Entre os meses de agosto e outubro de 2025, foi realizado o curso “Questão Agrária e Agroecologia”, promovido pela Universidade de Brasília (UnB), no âmbito das ações formativas do Projeto Extensão Rural e Agroecologia (ERA/UnB).
A formação reuniu estudantes, extensionistas, pesquisadoras(es), docentes e integrantes de movimentos sociais interessados em aprofundar o debate sobre a questão agrária brasileira e suas relações estruturais com a agroecologia, a reforma agrária e os conflitos no campo.
Questão agrária: fundamentos históricos e contemporâneos
O curso teve como eixo central a compreensão crítica da formação histórica da estrutura fundiária brasileira, abordando:
- A constituição do latifúndio e a concentração de terras
- A modernização conservadora da agricultura
- O avanço do agronegócio e seus impactos territoriais
- Conflitos socioambientais no campo
- Reforma agrária e políticas públicas
A programação articulou referenciais clássicos e contemporâneos do pensamento agrário brasileiro, promovendo uma leitura estruturante das desigualdades históricas que marcam o campo no Brasil.
Agroecologia como alternativa estrutural
Ao relacionar questão agrária e agroecologia, o curso destacou a agroecologia não apenas como modelo produtivo, mas como projeto político de transformação social.
Foram debatidos temas como:
- Transição agroecológica
- Território e soberania alimentar
- Sociobiodiversidade
- Papel da agricultura familiar, povos indígenas e comunidades tradicionais
- Construção de mercados solidários e circuitos curtos
A formação enfatizou a agroecologia como estratégia de enfrentamento às desigualdades agrárias e às crises ambiental e climática.

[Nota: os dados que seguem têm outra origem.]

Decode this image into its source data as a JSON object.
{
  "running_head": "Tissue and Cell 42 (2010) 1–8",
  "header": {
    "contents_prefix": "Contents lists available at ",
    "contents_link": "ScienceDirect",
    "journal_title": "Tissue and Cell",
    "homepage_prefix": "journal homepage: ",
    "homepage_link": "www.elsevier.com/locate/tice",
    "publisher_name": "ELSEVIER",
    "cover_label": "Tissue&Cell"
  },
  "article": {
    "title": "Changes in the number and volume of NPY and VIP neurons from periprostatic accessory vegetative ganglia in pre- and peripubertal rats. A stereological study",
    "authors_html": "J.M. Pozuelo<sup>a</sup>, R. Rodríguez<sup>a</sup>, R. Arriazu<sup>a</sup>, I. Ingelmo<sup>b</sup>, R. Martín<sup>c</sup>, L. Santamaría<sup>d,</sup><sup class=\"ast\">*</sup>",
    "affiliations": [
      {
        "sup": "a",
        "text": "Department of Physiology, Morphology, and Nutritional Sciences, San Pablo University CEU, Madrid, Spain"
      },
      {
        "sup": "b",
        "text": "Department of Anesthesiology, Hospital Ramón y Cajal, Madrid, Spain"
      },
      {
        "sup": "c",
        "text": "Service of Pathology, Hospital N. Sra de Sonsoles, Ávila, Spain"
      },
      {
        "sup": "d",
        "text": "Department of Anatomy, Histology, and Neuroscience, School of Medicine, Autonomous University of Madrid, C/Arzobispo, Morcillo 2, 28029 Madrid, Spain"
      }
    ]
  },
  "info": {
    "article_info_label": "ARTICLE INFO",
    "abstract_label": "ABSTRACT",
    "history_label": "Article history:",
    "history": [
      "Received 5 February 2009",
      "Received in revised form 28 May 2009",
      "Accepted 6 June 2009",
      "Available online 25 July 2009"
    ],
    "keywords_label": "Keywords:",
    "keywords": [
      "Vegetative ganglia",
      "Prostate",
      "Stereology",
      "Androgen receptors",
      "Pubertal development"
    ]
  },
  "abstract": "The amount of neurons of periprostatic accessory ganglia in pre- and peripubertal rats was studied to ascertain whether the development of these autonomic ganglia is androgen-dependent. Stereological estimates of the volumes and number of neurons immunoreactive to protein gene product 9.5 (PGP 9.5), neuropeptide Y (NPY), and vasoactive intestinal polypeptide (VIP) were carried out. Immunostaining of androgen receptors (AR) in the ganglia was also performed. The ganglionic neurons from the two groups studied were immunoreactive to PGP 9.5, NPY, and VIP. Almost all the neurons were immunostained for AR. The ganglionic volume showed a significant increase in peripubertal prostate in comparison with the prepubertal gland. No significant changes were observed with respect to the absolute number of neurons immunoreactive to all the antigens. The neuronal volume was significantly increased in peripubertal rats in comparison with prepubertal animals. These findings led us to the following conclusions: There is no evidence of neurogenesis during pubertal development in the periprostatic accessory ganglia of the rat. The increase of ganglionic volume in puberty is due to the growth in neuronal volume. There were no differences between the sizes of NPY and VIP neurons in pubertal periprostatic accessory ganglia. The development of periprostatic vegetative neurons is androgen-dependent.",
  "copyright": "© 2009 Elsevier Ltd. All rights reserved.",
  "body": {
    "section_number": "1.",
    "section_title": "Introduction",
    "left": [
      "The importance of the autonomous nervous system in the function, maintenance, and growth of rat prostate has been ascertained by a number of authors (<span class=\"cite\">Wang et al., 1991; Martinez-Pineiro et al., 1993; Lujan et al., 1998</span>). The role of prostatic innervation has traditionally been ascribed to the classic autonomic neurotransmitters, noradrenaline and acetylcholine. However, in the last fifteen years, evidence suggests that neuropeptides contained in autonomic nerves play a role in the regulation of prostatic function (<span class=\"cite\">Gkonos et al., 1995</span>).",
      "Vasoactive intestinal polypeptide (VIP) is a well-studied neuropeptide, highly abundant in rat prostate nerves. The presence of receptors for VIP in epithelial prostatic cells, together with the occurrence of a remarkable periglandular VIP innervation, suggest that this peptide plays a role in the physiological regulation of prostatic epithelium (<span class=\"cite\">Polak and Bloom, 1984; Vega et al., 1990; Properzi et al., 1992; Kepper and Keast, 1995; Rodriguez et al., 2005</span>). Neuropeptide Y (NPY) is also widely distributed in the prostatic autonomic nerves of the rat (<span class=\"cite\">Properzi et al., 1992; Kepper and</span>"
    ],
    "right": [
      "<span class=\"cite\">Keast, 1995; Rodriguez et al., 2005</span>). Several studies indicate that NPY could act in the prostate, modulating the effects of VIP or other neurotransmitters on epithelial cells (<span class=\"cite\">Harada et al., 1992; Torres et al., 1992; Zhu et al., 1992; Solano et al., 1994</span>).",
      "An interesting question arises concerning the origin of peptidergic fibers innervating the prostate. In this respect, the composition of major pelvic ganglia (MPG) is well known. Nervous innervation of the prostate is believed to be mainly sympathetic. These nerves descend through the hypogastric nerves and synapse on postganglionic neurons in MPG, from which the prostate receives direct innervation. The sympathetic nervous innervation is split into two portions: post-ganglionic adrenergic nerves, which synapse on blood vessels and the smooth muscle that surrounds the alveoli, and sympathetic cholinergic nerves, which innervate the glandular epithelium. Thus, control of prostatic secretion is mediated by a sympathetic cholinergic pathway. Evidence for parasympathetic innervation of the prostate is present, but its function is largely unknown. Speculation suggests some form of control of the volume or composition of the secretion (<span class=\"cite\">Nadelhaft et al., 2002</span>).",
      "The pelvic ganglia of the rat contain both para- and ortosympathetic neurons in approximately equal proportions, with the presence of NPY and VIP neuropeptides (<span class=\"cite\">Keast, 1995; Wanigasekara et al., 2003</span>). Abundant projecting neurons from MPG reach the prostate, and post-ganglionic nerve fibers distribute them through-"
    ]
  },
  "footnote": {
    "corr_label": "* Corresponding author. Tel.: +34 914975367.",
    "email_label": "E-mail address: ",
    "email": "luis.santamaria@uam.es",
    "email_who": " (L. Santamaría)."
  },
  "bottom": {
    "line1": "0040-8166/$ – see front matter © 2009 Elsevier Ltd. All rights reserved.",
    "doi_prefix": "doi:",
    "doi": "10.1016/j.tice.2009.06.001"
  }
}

Metodologia e diálogo entre teoria e prática
A metodologia combinou exposições teóricas, análise de conjuntura, estudo de textos de referência e debate coletivo. O curso buscou estimular a leitura crítica da realidade agrária contemporânea, conectando produção acadêmica, políticas públicas e experiências territoriais.
A proposta também valorizou o diálogo com movimentos sociais do campo e experiências concretas de organização produtiva e resistência territorial.
Formação crítica e produção reflexiva
Como parte do processo formativo, as(os) participantes foram incentivadas(os) a desenvolver reflexões escritas, relacionando os conteúdos debatidos com suas áreas de atuação e territórios de referência.
A proposta avaliativa priorizou a capacidade de análise crítica, a articulação entre teoria e prática e a compreensão da agroecologia como parte de um projeto de transformação estrutural da sociedade.
Universidade pública e compromisso social
O curso reafirma o papel da Universidade de Brasília como espaço de produção de conhecimento comprometido com a justiça social, a democratização do acesso à terra e o fortalecimento da agricultura familiar.
Ao articular questão agrária e agroecologia, a formação contribuiu para qualificar o debate público e fortalecer redes de atuação voltadas à construção de territórios mais justos, sustentáveis e socialmente inclusivos.
O encerramento do curso consolida mais uma etapa da agenda formativa do Projeto ERA/UnB, reforçando o compromisso com a formação crítica e com a transformação das realidades agrárias brasileiras.